Sur les conclusions à fin de réduction :

Il résulte de l’instruction que par jugement en date du 22 mai 2018, le tribunal correctionnel de Meaux a condamné M. B..., gérant de la SARL Meca-Trans, pour soustraction frauduleuse à l’établissement ou au paiement de la taxe sur la valeur ajoutée au titre de la période du 1er janvier 2013 au 31 décembre 2013 et de l’impôt sur les sociétés au titre des exercices clos en 2010, 2011, 2012, 2013 et 2014 et l’a déclaré solidairement tenu au paiement du solde des impôts fraudés et des pénalités correspondantes.
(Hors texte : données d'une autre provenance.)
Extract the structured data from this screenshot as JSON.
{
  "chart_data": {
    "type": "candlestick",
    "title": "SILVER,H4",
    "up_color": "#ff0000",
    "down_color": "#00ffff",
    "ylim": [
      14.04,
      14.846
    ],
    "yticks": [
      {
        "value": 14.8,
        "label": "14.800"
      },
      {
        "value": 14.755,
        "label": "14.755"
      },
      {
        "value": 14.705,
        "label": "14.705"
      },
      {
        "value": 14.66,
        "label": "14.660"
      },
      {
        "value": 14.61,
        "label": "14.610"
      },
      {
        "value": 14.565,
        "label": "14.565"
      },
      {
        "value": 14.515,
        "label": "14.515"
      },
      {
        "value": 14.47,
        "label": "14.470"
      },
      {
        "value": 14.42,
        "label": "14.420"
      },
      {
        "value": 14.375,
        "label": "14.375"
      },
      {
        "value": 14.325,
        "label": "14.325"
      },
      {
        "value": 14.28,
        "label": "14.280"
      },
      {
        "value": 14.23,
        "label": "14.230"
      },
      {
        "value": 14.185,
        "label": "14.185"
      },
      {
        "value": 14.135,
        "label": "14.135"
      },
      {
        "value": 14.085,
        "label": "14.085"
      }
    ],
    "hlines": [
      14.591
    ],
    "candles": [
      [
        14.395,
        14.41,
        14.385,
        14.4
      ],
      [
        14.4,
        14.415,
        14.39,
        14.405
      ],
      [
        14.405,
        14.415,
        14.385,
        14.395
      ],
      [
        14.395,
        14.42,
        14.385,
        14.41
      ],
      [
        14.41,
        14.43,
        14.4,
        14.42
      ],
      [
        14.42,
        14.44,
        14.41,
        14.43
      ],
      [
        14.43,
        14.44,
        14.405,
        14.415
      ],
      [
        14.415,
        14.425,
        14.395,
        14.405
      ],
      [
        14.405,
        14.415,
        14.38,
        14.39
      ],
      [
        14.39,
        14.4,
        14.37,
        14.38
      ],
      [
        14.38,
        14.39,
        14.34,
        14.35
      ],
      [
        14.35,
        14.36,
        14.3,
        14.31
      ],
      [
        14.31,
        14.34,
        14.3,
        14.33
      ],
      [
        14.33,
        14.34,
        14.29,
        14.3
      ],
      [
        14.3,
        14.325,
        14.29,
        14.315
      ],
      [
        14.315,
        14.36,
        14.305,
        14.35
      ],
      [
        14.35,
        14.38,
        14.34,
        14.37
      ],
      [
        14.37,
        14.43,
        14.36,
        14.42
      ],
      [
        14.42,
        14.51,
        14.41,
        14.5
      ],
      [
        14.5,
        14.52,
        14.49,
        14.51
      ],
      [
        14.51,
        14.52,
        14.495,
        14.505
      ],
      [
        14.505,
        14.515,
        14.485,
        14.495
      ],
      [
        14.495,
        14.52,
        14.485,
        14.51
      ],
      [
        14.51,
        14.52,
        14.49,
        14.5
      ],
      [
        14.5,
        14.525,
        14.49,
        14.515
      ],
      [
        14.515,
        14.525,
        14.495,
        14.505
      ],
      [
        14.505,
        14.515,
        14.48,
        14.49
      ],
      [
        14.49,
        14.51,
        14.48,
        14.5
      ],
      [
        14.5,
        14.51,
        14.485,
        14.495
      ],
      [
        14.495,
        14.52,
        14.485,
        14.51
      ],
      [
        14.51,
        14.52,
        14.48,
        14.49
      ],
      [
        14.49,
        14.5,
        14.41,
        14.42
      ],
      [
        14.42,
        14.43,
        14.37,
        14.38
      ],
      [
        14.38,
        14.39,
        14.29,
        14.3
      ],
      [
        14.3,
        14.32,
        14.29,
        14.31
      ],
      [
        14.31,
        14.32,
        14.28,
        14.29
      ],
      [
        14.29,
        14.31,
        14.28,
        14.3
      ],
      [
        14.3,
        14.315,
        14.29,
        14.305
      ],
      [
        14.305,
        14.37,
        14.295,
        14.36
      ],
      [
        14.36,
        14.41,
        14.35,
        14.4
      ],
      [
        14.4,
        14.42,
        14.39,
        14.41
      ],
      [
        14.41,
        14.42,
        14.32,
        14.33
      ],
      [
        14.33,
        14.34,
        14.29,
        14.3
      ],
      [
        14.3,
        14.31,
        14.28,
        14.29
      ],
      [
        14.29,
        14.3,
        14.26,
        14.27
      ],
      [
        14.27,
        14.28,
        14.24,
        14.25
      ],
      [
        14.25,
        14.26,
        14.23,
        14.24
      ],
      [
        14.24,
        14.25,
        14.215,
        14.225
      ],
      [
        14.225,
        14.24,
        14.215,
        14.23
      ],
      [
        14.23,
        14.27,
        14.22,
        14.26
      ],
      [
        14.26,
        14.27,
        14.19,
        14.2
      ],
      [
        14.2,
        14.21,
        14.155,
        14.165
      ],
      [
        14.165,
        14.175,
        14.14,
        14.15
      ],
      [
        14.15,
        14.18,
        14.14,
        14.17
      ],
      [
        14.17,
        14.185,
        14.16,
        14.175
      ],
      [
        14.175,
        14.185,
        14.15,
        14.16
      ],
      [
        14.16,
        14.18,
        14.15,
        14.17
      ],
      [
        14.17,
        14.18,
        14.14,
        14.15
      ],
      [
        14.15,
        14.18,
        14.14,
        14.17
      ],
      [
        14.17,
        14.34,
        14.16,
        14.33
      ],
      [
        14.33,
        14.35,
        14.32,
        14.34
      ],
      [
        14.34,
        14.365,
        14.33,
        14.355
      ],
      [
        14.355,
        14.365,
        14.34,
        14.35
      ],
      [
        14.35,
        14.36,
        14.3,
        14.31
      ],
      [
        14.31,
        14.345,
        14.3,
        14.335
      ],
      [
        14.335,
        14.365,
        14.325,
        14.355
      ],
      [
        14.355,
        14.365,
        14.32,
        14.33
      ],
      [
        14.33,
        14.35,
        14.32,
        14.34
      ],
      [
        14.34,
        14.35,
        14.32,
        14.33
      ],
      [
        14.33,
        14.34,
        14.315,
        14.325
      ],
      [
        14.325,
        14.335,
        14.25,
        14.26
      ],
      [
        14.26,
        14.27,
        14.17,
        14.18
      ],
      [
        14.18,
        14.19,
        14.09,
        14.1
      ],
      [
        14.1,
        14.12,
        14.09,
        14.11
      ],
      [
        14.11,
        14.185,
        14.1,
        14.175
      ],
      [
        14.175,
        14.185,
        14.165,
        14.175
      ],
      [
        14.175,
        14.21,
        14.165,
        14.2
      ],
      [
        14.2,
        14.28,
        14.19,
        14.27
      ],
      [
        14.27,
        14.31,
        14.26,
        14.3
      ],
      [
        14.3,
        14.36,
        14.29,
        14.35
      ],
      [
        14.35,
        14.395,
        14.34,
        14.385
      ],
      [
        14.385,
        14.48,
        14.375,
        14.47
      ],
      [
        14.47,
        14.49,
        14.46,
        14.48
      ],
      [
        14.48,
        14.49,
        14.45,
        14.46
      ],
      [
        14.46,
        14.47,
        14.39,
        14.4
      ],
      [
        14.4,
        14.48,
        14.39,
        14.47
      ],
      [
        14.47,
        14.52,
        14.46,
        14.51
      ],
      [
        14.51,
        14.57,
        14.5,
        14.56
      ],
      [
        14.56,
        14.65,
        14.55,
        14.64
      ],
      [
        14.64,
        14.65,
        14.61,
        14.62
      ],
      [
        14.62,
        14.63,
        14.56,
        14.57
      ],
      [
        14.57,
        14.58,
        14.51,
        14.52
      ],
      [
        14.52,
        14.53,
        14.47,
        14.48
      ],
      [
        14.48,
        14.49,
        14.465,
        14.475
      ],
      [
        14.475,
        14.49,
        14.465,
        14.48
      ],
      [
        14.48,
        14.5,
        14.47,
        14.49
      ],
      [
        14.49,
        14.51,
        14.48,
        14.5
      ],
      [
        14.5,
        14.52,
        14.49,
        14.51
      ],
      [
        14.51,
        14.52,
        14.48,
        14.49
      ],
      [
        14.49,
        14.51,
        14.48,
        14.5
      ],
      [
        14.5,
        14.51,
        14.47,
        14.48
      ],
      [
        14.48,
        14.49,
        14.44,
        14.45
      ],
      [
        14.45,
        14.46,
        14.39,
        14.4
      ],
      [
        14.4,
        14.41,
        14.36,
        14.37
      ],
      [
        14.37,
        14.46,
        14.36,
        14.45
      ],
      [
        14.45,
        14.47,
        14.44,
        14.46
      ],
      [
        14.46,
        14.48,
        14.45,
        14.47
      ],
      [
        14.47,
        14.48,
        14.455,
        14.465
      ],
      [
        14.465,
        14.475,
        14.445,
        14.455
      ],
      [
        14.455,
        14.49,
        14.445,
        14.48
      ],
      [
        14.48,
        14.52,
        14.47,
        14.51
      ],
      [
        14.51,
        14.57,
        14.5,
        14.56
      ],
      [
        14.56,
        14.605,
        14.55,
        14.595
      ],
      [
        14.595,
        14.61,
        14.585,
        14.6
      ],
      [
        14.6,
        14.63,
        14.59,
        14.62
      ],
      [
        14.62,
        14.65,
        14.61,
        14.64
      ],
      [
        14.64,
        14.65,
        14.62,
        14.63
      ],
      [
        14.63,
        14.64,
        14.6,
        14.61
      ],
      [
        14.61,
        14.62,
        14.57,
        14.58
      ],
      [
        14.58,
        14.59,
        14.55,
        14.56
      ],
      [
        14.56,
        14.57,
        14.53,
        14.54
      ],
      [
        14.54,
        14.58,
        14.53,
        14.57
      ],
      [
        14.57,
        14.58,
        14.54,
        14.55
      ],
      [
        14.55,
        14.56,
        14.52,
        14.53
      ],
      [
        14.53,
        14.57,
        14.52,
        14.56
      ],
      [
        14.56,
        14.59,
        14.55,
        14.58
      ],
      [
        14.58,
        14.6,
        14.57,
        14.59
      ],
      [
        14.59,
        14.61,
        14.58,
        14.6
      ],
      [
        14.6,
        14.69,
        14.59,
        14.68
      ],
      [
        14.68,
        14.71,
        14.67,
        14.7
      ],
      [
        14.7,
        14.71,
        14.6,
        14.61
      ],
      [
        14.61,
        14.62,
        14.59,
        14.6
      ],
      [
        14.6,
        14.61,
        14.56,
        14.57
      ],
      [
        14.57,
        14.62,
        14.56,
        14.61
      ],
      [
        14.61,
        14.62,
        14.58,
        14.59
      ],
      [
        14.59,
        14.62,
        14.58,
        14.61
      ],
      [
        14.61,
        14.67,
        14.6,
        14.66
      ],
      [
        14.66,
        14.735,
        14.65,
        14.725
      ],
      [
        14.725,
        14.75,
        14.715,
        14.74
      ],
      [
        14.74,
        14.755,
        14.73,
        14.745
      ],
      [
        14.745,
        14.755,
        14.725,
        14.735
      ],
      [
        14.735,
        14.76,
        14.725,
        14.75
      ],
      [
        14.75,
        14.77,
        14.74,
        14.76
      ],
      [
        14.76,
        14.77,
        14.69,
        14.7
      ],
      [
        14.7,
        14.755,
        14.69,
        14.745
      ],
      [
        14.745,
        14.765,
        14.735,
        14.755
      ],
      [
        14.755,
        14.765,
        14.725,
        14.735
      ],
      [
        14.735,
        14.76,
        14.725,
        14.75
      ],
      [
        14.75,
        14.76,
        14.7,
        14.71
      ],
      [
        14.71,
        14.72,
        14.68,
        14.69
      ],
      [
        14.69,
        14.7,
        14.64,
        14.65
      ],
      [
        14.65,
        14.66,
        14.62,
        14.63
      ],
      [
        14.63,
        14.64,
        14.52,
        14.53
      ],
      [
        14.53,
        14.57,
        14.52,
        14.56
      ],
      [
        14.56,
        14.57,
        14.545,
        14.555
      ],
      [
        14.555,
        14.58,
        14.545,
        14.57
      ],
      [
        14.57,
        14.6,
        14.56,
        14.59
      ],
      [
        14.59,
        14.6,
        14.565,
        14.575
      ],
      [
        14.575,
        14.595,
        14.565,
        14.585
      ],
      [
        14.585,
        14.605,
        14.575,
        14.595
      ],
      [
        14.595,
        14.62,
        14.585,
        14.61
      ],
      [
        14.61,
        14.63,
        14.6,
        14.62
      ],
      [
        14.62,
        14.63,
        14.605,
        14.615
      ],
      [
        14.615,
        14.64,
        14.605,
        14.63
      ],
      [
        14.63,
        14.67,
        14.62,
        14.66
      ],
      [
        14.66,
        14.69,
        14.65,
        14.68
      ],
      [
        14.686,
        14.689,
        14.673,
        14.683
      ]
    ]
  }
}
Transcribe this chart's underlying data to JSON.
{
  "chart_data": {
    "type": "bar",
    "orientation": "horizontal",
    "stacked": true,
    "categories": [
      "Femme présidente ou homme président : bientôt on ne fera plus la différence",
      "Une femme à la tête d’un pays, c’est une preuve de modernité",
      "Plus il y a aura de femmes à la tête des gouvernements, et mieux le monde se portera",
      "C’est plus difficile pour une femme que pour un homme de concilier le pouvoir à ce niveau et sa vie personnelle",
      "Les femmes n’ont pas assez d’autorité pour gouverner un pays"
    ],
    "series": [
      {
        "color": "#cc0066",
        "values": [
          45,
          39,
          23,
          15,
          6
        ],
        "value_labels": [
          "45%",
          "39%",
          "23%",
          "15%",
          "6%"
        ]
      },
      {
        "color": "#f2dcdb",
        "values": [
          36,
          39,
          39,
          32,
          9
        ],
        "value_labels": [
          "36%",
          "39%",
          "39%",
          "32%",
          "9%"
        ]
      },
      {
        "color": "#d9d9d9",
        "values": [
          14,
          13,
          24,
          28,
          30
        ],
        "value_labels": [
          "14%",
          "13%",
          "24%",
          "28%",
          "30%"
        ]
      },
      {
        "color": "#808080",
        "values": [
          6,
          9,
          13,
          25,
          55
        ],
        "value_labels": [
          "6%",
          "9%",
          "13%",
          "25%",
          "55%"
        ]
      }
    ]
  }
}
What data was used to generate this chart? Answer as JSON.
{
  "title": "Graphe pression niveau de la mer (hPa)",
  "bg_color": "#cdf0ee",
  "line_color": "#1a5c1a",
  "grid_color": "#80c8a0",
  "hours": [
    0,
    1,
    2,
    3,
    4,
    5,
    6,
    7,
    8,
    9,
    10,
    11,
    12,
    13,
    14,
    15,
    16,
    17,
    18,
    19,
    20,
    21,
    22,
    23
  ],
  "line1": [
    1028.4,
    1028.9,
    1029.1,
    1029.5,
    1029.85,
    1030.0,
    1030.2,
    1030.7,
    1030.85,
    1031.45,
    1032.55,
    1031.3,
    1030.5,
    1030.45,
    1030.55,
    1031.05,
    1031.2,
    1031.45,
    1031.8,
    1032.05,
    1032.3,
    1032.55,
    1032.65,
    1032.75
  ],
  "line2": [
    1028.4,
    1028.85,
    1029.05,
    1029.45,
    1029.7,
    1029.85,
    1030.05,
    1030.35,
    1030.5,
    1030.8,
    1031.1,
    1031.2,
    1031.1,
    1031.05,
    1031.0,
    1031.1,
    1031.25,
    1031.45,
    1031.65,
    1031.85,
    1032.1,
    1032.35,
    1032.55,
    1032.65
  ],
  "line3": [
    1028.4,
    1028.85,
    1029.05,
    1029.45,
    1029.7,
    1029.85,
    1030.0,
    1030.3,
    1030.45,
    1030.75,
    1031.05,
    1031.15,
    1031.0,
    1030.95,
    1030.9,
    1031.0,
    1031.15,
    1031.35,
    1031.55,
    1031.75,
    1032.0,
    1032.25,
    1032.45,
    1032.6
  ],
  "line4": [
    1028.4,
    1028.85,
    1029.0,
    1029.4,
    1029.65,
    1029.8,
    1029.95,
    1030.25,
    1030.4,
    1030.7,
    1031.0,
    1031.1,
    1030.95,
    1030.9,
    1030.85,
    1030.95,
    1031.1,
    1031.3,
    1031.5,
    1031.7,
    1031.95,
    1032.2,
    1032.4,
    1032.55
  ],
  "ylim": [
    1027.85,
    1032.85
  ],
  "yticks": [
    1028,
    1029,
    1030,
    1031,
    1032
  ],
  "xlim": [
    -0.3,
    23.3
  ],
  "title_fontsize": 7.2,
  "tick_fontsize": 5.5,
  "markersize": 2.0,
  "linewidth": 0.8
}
Le 4 février 2021, le pôle de recouvrement spécialisé de Seine-et-Marne lui a notifié une mise en demeure de payer la somme de 394 621,70 euros, correspondant notamment à des rappels de taxe sur la valeur ajoutée au titre de la période du 1er août 2009 au 31 décembre 2012. Dans ces conditions, M. B... est fondé à soutenir que c’est à tort que l’administration a étendu la solidarité au-delà de celle prononcée par le jugement du tribunal correctionnel de Meaux en date du 22 mai 2018 et à demander la réduction de l’obligation de payer qui lui a été notifiée par la mise en demeure du 4 février 2021 à hauteur de la somme de 203 638 euros correspondant aux rappels de taxe sur la valeur ajoutée au titre de la période allant du 1er août 2009 au 31 décembre 2012.


Sur les frais liés au litige :

Il y a lieu, dans les circonstances de l’espèce, de faire application de l’article L. 761‑1 du code de justice administrative et de mettre à la charge de l’Etat une somme de 1 500 euros au titre des frais exposés par M. B... et non compris dans les dépens.



D E C I D E :



Article 1er : M. B... est déchargé de l’obligation de payer résultant de la notification de la mise en demeure de payer du 4 février 2021 à hauteur de la somme de 203 638 euros.


Article 2 : L’État versera à M. B... la somme de 1 500 euros au titre de l’article L. 761-1 du code de justice administrative.




Article 3 : Le présent jugement sera notifié à M. A... B... et à la directrice départementale des finances publiques de Seine-et-Marne.


Délibéré après l'audience du 17 septembre 2025, à laquelle siégeaient :

M. Le Broussois, président,
M. Meyrignac, premier conseiller,
Mme Jean, première conseillère.


Rendu public par mise à disposition au greffe le 1er octobre 2025.

La rapporteure,

A. Jean
Le président,

N. Le Broussois


La greffière,




C. Rouillard


La République mande et ordonne à la ministre chargée des comptes publics en ce qui la concerne ou à tous commissaires de justice à ce requis en ce qui concerne les voies de droit commun contre les parties privées de pourvoir à l’exécution du présent jugement.